Bangs, Meier, Boyd, and Niemeyer met with a dozen representatives of various conservation organizations in Helena on the 19th to discuss how decisions on wolf control procedures are made. There was concern over excessive Service use of lethal control. The groups were interested in what factors the Service considered in making those types of decisions. At least some of their concerns were a result of the Service not making people and the media aware of all the other actions taken to minimize problems between wolves and livestock, especially those methods that do not involve removing wolves. These measures include but are not limited to: increased monitoring by the landowner or Service to determine if livestock are vulnerable or if wolves are continuing to hunt them, simply waiting if it appears wild prey may become more available (calving or migration), livestock removal, or if wolves normally move out of the area, aversive conditioning (cracker shells, hazing by biologists or permitted landowners, or scare devices), recommending or using fencing/flagging, guard animals, and/or changes in husbandry practices, working with land management agencies, landowners, and private conservation groups to locate alternative pasture, additional herd monitoring/protection with herders, riders, or biologists, hazing wolves or pups to move centers of wolf activity away from concentrations of livestock, capture for release or relocation of individual wolves, and usually as a last resort, lethal control of suspect problem individual wolves. Whole packs have been removed on a few occasions but only after repeated control measures have been tried and depredations continued to occur. Control normally affects less than 6% of the wolf population annually and is unlikely to significantly affect wolf population growth.
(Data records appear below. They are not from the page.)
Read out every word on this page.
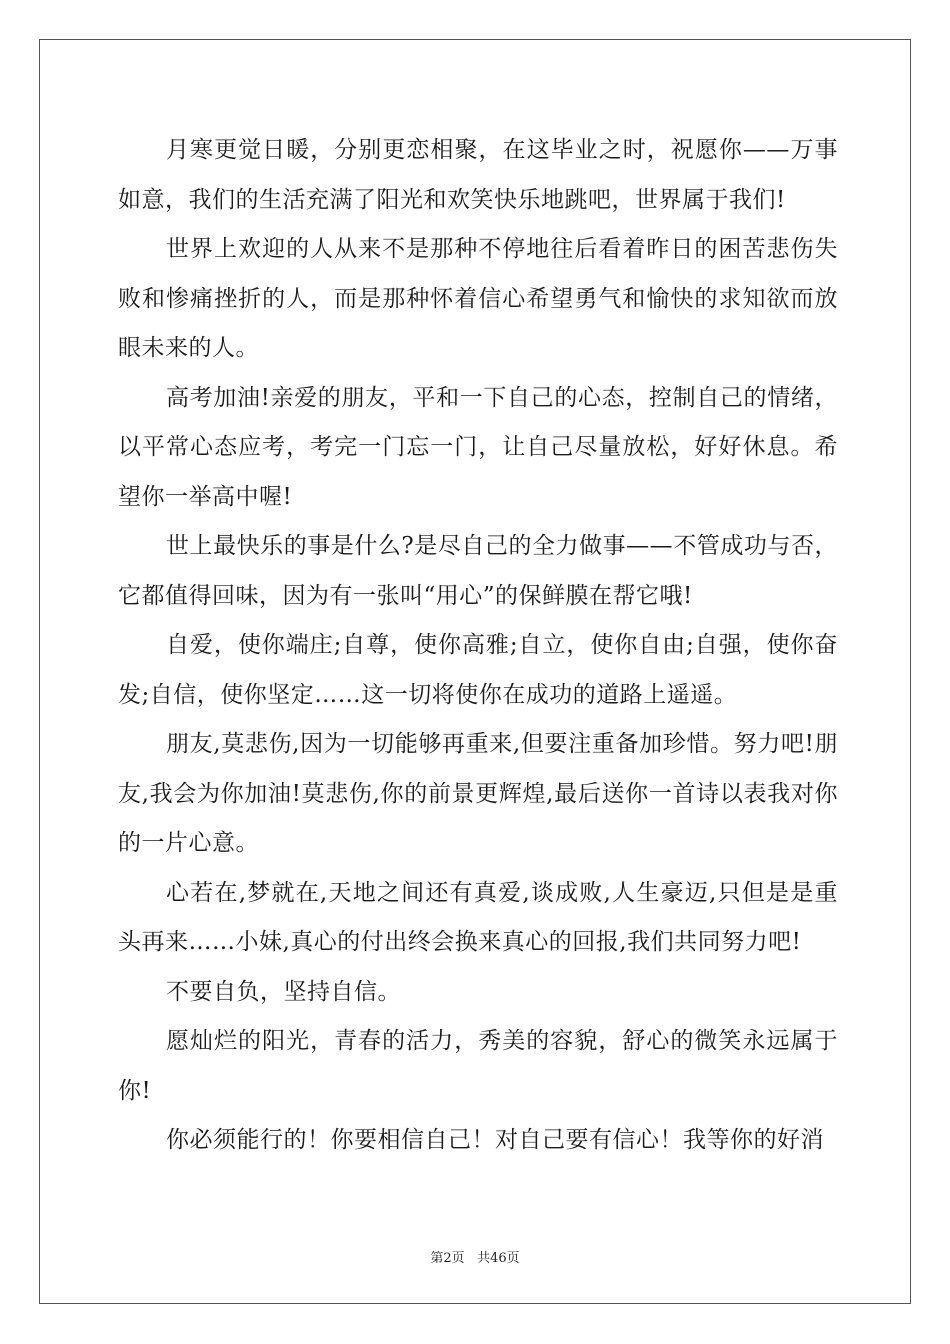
月寒更觉日暖，分别更恋相聚，在这毕业之时，祝愿你——万事如意，我们的生活充满了阳光和欢笑快乐地跳吧，世界属于我们!

世界上欢迎的人从来不是那种不停地往后看着昨日的困苦悲伤失败和惨痛挫折的人，而是那种怀着信心希望勇气和愉快的求知欲而放眼未来的人。

高考加油!亲爱的朋友，平和一下自己的心态，控制自己的情绪，以平常心态应考，考完一门忘一门，让自己尽量放松，好好休息。希望你一举高中喔!

世上最快乐的事是什么?是尽自己的全力做事——不管成功与否，它都值得回味，因为有一张叫“用心”的保鲜膜在帮它哦!

自爱，使你端庄;自尊，使你高雅;自立，使你自由;自强，使你奋发;自信，使你坚定……这一切将使你在成功的道路上遥遥。

朋友,莫悲伤,因为一切能够再重来,但要注重备加珍惜。努力吧!朋友,我会为你加油!莫悲伤,你的前景更辉煌,最后送你一首诗以表我对你的一片心意。

心若在,梦就在,天地之间还有真爱,谈成败,人生豪迈,只但是是重头再来……小妹,真心的付出终会换来真心的回报,我们共同努力吧!

不要自负，坚持自信。

愿灿烂的阳光，青春的活力，秀美的容貌，舒心的微笑永远属于你!

你必须能行的！你要相信自己！对自己要有信心！我等你的好消

第2页 共46页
The National Reclassification proposal was also discussed.

We also discussed our current cooperative research projects including: Can injurious harassment by landowners reduce wolf use of areas near people and their livestock and reduce wolf attacks on livestock and pets? (training on use of beanbag and cracker shotgun shells will be provided to selected landowners); What numbers of guard dogs are most successful at reducing damage to sheep, (Defenders of Wildlife and a sheep producer are cosponsoring and funding use of various numbers of guard dogs in bands of sheep in central Idaho that a University of Montana student monitors); Can aversive training teach wolves that livestock are not a preferred prey item? (Wildlife Services, Service, Turner Endangered Species Fund, will investigate use of dog training collars on wild wolves that have repeatedly killed cattle), and the second year of a study in central Idaho to determine the numbers of cattle killed versus documented and the cause and factors involved in livestock death (including herding practices, and livestock health) on remote public land allotments (funded by the Nez Perce Tribe, Forest Service, Service, Lemhi County Livestock Producers, Defenders of Wildlife, and University of Idaho).